On where we are in the housing crisis:

“I think we are at the bottom. Housing prices are still going down a little bit. All the lean indicators are good; rental prices are up, mortgages are at all time affordability.”


On the European debt crisis and the risk of a domino effect impacting the United States:

“I think there is a 70% chance they are going to muddle through.  I think they have the will and they are trying to figure out a way. There is a fat tail out there. If you have an unraveling of the Euro, that could be a global economic disaster. I don’t think it’s going to happen, but it’s possible. We have 15 billion of net exposure in Italy and Spain, and we are staying. We have been doing business with the clients for 50 years, and we hope to be doing business with them in 50 years. We take a risk doing that, but I think it’s a rational risk. A lot of banks have pulled back, but we are going to stay there and service our clients and probably gain a little share in some areas because of it. “


On whether he is looking to acquire banks in the Eurozone:

“We are not looking to acquire. Fortunately the ECB came in and made funding easy for these banks. I was afraid they were going to start liquidating assets like Lehman did and that causes real problem in the marketplace. What we see is a more orderly selling of assets. I actually credit that to the ECB.”

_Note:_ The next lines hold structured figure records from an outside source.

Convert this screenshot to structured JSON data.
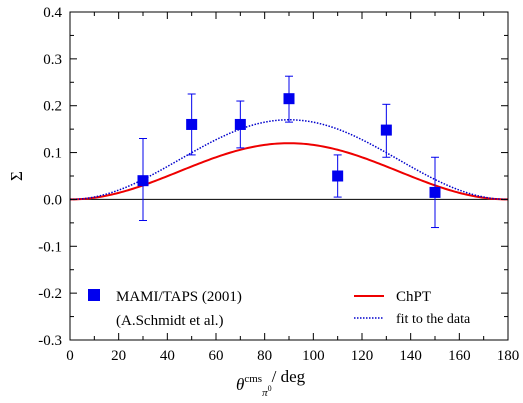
{
  "chart_data": {
    "type": "scatter",
    "xlabel": "θ",
    "xlabel_super": "cms",
    "xlabel_sub": "π",
    "xlabel_subsup": "0",
    "xlabel_unit": "/ deg",
    "ylabel": "Σ",
    "xlim": [
      0,
      180
    ],
    "ylim": [
      -0.3,
      0.4
    ],
    "x_ticks": [
      0,
      20,
      40,
      60,
      80,
      100,
      120,
      140,
      160,
      180
    ],
    "x_tick_labels": [
      "0",
      "20",
      "40",
      "60",
      "80",
      "100",
      "120",
      "140",
      "160",
      "180"
    ],
    "y_ticks": [
      -0.3,
      -0.2,
      -0.1,
      0.0,
      0.1,
      0.2,
      0.3,
      0.4
    ],
    "y_tick_labels": [
      "-0.3",
      "-0.2",
      "-0.1",
      "0.0",
      "0.1",
      "0.2",
      "0.3",
      "0.4"
    ],
    "zero_line": true,
    "legend_position": "bottom",
    "series": [
      {
        "name": "MAMI/TAPS (2001)",
        "name_line2": "(A.Schmidt et al.)",
        "kind": "points-with-errors",
        "color": "#0000ee",
        "x": [
          30,
          50,
          70,
          90,
          110,
          130,
          150
        ],
        "y": [
          0.04,
          0.16,
          0.16,
          0.215,
          0.05,
          0.148,
          0.015
        ],
        "err_low": [
          0.085,
          0.065,
          0.05,
          0.05,
          0.045,
          0.058,
          0.075
        ],
        "err_high": [
          0.09,
          0.065,
          0.05,
          0.048,
          0.045,
          0.055,
          0.075
        ]
      },
      {
        "name": "ChPT",
        "kind": "line",
        "color": "#ee0000",
        "style": "solid",
        "amplitude": 0.12
      },
      {
        "name": "fit to the data",
        "kind": "line",
        "color": "#0000cc",
        "style": "dotted",
        "amplitude": 0.17
      }
    ]
  }
}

On the current economic climate in the United States:

“America is growing by 3 million people a year, businesses are expanding; not dramatically. Our sense is there is a recovery going on; its mild, but its broad based, and it may be strengthening over time. We serve our clients in good times and bad. We are always expanding regardless of the economy.”


On the disagreements in Washington as to how to stimulate the economy:

“Thoughtful, rational, coordinated policy, that helps us recover. We have made this recovery slower and worse by uncoordinated policy and other things that were misguided. When businesses complain as much as they do about regulation, my experience is there is usually some truth to it. Business in America is a great thing. Yes, businesses do something wrong, but business is a great thing. And we denigrate endlessly out of Washington business like it’s a bad thing.”


On whether Washington is doing anything right now to dissuade them from hiring:

“Not us. I think policy is much harder on smaller banks. Some of these rules are tougher on them than they are on us. And I don’t think that’s a good thing.”


On Occupy Wall Street:

“People in America have the right to speak their mind. It was peaceful. I agree with them; the institutions of America, broadly defined, let us down. That includes Wall Street, Washington. When you get beyond that and blame all equally, that’s not accurate. That leads to bad policy. How do you fix the problem, while celebrating work, success, meritocracy. Let’s not throw the baby out with the bath water. That’s what made the country great and it’s a mistake to act like that’s the problem.”


On how he would like to see Washington proceed to stimulate the economy:

“American business is moving beyond the government. Turn the TV off and get back to business.”